Ben grinned. “You think so, eh?” He braced his feet, hooked his arm around a shock bar on the control panel, and then turned the null-gravity dial a fraction of a degree. Abruptly he felt the acceleration tugging at his arm; Tom and Joyce Barron began staggering back across the cabin as though drawn by a giant vacuum cleaner. Ben snapped the dial back sharply, and his prisoners jerked forward again, fighting to keep their balance.
“We’re moving, all right,” Ben assured them. “If the null-G’s weren’t working now, our acceleration would be quietly squeezing you through the rear bulkhead into the engine room, so you’d better just pray that nothing goes wrong with our generators.”
Visibly impressed, Joyce Barron stared out the view screen. “So we’re going to Mars.” She hesitated.
“Are there any laboratories there?”
“Just some observation labs, and the Botanical Experiment Station. But we’re not going there. We’re going to my home.”
Joyce looked startled. “You mean you live on Mars?”
“Sometimes.”
“But I thought you people lived in space ships!”
“We do—sometimes. But you can’t grow food on a space ship. You can’t raise children there, either, or forge tools, or manufacture ships. Spacers have homes all over the solar system. It so happens that the House of Trefon has always been on Mars.”
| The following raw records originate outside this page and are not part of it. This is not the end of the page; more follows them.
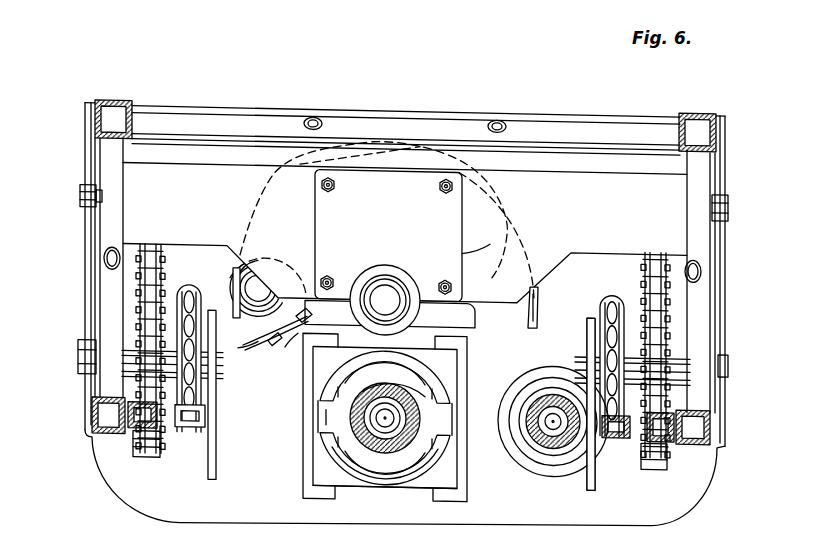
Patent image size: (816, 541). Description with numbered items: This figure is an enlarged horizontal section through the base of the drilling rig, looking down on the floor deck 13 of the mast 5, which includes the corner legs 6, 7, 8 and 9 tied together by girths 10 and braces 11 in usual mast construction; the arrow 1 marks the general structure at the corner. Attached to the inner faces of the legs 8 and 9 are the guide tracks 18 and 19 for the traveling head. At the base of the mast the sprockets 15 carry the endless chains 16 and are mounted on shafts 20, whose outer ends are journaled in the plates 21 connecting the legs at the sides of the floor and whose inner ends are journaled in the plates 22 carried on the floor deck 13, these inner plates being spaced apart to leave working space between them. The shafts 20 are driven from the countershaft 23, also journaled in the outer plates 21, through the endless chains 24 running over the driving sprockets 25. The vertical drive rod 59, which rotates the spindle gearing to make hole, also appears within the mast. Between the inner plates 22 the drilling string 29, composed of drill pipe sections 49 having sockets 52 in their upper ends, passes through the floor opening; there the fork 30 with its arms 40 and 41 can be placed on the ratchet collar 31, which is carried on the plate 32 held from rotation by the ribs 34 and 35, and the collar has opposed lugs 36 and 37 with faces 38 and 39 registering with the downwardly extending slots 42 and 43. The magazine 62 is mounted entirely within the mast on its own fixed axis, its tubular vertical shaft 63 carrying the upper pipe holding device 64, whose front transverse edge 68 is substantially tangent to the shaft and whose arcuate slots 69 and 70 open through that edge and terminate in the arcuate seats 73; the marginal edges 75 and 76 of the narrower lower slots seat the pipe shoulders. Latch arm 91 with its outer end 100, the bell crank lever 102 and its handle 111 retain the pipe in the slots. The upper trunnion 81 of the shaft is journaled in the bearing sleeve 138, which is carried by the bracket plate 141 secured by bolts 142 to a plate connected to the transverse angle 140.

The machine frame 1 is at (716, 100).
The mast 5 is at (320, 113).
The corner leg 6 is at (107, 102).
The corner leg 7 is at (680, 104).
The corner leg 8 is at (93, 440).
The corner leg 9 is at (711, 440).
The girths 10 is at (440, 112).
The braces 11 is at (563, 112).
The floor deck 13 is at (140, 498).
The sprockets 15 is at (198, 386).
The endless chains 16 is at (206, 414).
The guide track 18 is at (138, 430).
The guide track 19 is at (660, 431).
The shafts 20 is at (122, 335).
The plates 21 is at (85, 302).
The plates 22 is at (216, 446).
The countershaft 23 is at (80, 190).
The endless chains 24 is at (162, 276).
The driving sprockets 25 is at (150, 456).
The drilling string 29 is at (393, 455).
The fork 30 is at (320, 455).
The ratchet collar 31 is at (358, 472).
The plate 32 is at (320, 476).
The rib 34 is at (325, 486).
The rib 35 is at (468, 488).
The lug 36 is at (335, 440).
The lug 37 is at (440, 392).
The face 38 is at (326, 415).
The face 39 is at (445, 405).
The arm 40 is at (330, 410).
The arm 41 is at (450, 418).
The slot 42 is at (325, 398).
The slot 43 is at (452, 436).
The drill pipe sections 49 is at (248, 278).
The sockets 52 is at (268, 285).
The drive rod 59 is at (553, 440).
The magazine 62 is at (538, 293).
The vertical shaft 63 is at (398, 284).
The upper pipe holding device 64 is at (539, 300).
The front transverse edges 68 is at (460, 320).
The arcuate slot 69 is at (247, 226).
The arcuate slot 70 is at (536, 244).
The arcuate seats 73 is at (478, 168).
The marginal edge 75 is at (235, 300).
The marginal edge 76 is at (303, 317).
The trunnion 81 is at (374, 280).
The pivoted arm 91 is at (273, 338).
The outer ends 100 is at (292, 343).
The bell crank lever 102 is at (246, 346).
The handles 111 is at (262, 332).
The bearing sleeve 138 is at (385, 262).
The transverse angle 140 is at (205, 170).
The bracket plate 141 is at (405, 160).
The bolts 142 is at (333, 188).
“Trefon,” the girl said thoughtfully. “I never heard a name like that before.” Ben laughed. “Maybe that’s because there isn’t any. I mean, officially. That’s just my short name. On the records I’m Benjamin Ivanovitch Trefonovsky, but that’s too clumsy to use. Ben Trefon works much better.”
The girl was looking at him with distaste. “Then you must be descended from the Russian traitors,” she said contemptuously.
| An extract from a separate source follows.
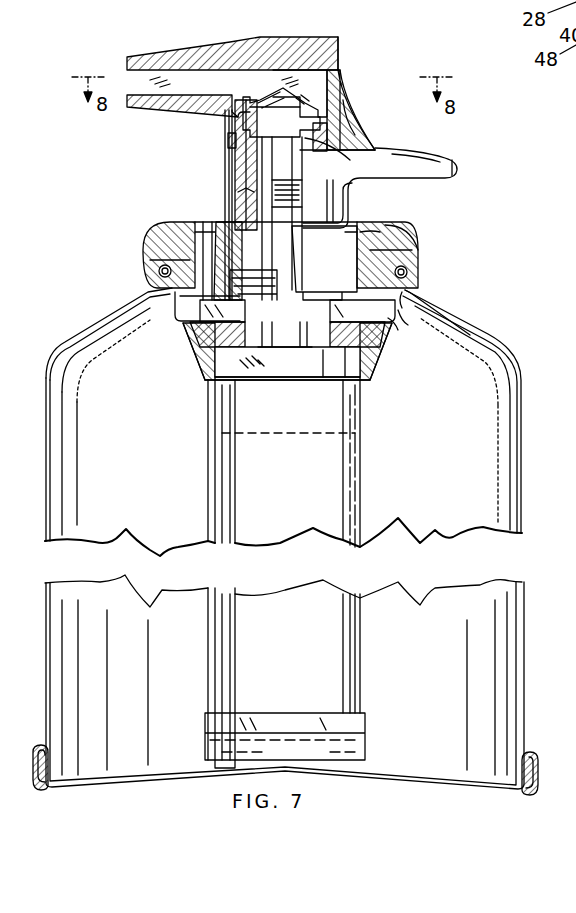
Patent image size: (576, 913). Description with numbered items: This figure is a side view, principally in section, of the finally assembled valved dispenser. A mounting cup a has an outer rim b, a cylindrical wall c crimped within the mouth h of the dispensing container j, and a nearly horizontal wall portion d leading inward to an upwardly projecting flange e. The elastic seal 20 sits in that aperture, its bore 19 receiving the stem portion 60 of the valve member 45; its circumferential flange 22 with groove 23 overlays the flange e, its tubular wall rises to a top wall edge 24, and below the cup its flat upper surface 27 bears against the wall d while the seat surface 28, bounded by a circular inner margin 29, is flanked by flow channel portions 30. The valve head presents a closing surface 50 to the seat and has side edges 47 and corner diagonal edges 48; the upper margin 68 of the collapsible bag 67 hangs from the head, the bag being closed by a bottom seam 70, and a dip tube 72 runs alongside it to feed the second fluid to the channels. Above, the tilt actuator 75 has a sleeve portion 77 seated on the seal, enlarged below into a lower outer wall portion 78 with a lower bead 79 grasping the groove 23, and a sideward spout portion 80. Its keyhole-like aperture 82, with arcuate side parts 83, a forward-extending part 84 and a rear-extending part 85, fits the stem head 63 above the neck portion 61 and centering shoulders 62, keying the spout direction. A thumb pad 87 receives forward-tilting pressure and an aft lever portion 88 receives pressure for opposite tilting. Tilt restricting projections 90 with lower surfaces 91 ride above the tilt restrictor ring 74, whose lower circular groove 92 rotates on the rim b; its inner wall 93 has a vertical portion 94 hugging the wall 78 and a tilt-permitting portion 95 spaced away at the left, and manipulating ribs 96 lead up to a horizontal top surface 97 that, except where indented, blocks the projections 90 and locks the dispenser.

“From the Russian space garris
on, yes. From traitors, no. The Trefons have never been traitors.”
“They betrayed their government during the Great War, didn’t they?” Joyce Barron said indignantly.
“Everybody knows that. They conspired with the American and British traitors and sold out their countries when they were needed the most.”
“They refused to burn their home planet to a cinder, that’s true,” Ben said slowly. “Maybe that’s your idea of treachery. But if it hadn’t been for the peace in space, there’d be nothing left on Earth at all, nothing. You wouldn’t be alive and neither would anybody else. But I don’t suppose you’d believe that, with all the lies your government tells you.”
“You can’t deny historical fact,” the girl exclaimed.
“I can, if it’s written by liars,” Ben retorted angrily. “I’ve heard about the lies they teach you on Earth.
Well, that’s your concern. You can go ahead and believe them if you want, but don’t try to tell them to me.”
He turned away with a strange feeling of weariness and disgust. It was the old, old argument he had heard so many times before, and it was just as false and evil now as it ever was. Lies, officially presented as history and drummed into their heads from childhood on until they accepted them blindly and wouldn’t even consider that they might not be the truth. It must be true, Ben thought, what he had heard about the vicious propaganda that all Earthmen had thrown at them constantly; here were two in his own ship spouting it back at him. It was no wonder that there was no end to the bitterness between Earthmen and Spacers.
But he knew that there was no sense arguing the question now. He didn’t really care if his prisoners thought he was descended from traitors—why should he care what they thought? They were prisoners of war now, and nothing more, and he had other things more important to worry about.